Get connected to NeuralGarage ys-connect

He wondered if advancements in artificial intelligence could help address the issue and decided to embark upon research to explore the possibilities of this technology.

Driven by his curiosity and desire to bridge the gap between audio and video, Banerjee began studying the potential of AI along with his batchmates from IIT Kanpur, Subhabrata Debnath and Subhashish Saha.

As the trio began building the VisualDub technology to address audio-visual dissonance, they also reached out to Mandar Natekar, a media and entertainment veteran, for advice and mentorship, which paved the way for the birth of NeuralGarage.

Birth of Neural Garage

In 2015, Debnath, Banerjee, and Saha founded Visage Map, a facial recognition startup, which was later acquired by FaceFirst, a US-based facial tech company. They quit FaceFirst in 2021 and started working on the VisualDub technology.

The same year, they founded the deep tech startup NeuralGarage with Natekar, who has a rich experience of 20 years working with companies such as Viacom18, Times Television Network, Turner International, Reliance Entertainment, and Sony.

Eliminating audio-visual discord

VisualDub runs on proprietary algorithms that map phonemes, the lowest bit of human sound, with visemes, the corresponding lip shapes. These are unique mappings that are universally true for every language in the world.

Visual dissonance happens when the audio cues and visual cues are not in sync.
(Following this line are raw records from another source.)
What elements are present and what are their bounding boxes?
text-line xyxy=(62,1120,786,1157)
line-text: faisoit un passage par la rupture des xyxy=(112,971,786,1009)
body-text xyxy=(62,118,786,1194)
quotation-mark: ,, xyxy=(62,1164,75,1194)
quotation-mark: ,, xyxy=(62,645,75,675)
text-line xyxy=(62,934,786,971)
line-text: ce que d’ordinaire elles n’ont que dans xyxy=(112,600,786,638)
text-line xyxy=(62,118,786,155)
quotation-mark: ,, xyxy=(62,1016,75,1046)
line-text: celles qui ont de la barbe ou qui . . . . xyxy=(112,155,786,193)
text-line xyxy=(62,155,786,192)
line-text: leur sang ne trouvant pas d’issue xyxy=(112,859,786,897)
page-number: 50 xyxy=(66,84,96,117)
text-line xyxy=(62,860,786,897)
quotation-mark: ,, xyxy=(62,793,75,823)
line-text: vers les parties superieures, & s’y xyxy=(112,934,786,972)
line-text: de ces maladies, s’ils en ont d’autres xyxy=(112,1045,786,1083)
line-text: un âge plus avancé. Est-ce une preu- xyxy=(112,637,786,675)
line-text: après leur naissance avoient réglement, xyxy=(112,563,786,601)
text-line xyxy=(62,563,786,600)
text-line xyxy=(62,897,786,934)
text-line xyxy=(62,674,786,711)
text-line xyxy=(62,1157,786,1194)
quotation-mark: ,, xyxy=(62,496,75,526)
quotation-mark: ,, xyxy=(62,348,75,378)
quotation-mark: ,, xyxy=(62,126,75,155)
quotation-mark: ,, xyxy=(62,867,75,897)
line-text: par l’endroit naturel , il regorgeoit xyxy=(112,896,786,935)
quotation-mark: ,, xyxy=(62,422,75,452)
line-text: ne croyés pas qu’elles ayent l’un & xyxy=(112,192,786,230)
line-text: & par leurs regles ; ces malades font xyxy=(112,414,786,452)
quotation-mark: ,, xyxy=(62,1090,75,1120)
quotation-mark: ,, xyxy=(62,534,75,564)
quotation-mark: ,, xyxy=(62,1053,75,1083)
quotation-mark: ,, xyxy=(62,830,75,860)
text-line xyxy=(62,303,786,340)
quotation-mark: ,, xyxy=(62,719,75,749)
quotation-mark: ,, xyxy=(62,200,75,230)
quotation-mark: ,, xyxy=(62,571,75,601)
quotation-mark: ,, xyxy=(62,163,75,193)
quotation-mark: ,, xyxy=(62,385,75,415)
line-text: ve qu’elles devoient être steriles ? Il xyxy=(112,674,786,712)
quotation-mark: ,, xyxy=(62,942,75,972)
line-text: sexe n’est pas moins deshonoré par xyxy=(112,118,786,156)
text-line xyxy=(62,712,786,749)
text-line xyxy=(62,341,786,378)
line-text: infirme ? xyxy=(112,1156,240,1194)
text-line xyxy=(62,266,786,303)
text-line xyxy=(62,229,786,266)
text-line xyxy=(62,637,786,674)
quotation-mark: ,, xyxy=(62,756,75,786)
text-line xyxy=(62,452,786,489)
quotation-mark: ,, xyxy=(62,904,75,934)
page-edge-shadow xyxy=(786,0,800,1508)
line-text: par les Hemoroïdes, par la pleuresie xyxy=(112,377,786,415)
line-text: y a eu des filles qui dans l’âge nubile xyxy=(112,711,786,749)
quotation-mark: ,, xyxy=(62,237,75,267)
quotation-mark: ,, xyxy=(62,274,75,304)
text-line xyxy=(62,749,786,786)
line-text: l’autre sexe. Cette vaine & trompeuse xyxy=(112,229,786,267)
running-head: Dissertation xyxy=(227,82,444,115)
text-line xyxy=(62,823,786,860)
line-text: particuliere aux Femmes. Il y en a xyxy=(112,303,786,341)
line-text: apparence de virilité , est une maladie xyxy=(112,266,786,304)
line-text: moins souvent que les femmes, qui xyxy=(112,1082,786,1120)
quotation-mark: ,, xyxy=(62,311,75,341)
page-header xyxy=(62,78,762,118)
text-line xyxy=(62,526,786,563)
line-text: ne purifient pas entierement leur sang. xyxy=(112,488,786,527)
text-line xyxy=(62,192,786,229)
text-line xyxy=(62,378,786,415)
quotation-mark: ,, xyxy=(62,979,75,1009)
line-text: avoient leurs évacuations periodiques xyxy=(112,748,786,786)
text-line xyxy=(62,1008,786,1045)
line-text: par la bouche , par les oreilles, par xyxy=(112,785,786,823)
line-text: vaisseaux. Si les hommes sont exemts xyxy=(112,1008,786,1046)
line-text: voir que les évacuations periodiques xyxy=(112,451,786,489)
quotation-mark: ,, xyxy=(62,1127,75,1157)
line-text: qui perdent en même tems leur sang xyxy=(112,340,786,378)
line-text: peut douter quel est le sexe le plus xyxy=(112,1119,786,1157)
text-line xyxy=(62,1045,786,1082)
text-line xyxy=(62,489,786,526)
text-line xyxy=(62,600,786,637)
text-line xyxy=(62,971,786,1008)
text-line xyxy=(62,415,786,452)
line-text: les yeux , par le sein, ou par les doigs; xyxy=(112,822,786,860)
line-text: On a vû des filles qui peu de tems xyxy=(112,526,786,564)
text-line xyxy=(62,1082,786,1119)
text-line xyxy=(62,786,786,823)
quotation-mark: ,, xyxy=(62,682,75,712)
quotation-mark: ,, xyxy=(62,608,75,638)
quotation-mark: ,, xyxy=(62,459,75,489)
VisualDub’s proprietary generative AI tech removes the discord that’s apparent in dubbed content by syncing the jaw and lip movements of actors with the words being spoken.

Generative AI transforms facial parts using audio activations, blending them with the rest of the scene. The lip movements are tweaked to match syllables, and the jaw and chin movements and smile lines are harmonised with this to make the dubbed content visually realistic and natural. This technology is person- and language-agnostic.

“Removing visual dissonance makes the dubbed content look authentic and local, which helps viewers and consumers connect more with the content,” says Natekar.

The synchronisation solution doesn’t interfere with the actual dubbing process. A technology layer is added on top of the dubbed content, he adds.

NeuralGarage offers this technology through API integration, SaaS, and desktop software. The beta version of the software was released two months ago.

The startup uses Amazon Web Services for client delivery and to ensure security and privacy. Additionally, it leverages complex AI and computer vision algorithms to improve content consumption, delivery, and creation.

The technology has been tested in more than 30 languages across the world, including many Indian languages and international languages such as Italian, German, Spanish, Japanese, Korean, and Mandarin.

Business and growth

Recently, Amazon’s ad campaign with actor Manoj Bajpayee was shot in Hindi and dubbed in Tamil, Telugu, Kannada, Malayalam, Bengali, Gujarati, and Marathi.

VisualDub was then used to lip-sync the creative in the dubbed languages to give the feeling that the creative was actually shot in these many languages, thus creating an authentic connection with the consumer, explains Natekar.

NeuralGarage generates business from verticals such as advertising, influencer marketing, content creation, OTT, and films. Film and edtech content account for more than 90% of its revenues. All these projects are under process.

The startup has 10 clients including Amazon India, Microsoft, Hippo Video, and Pixis.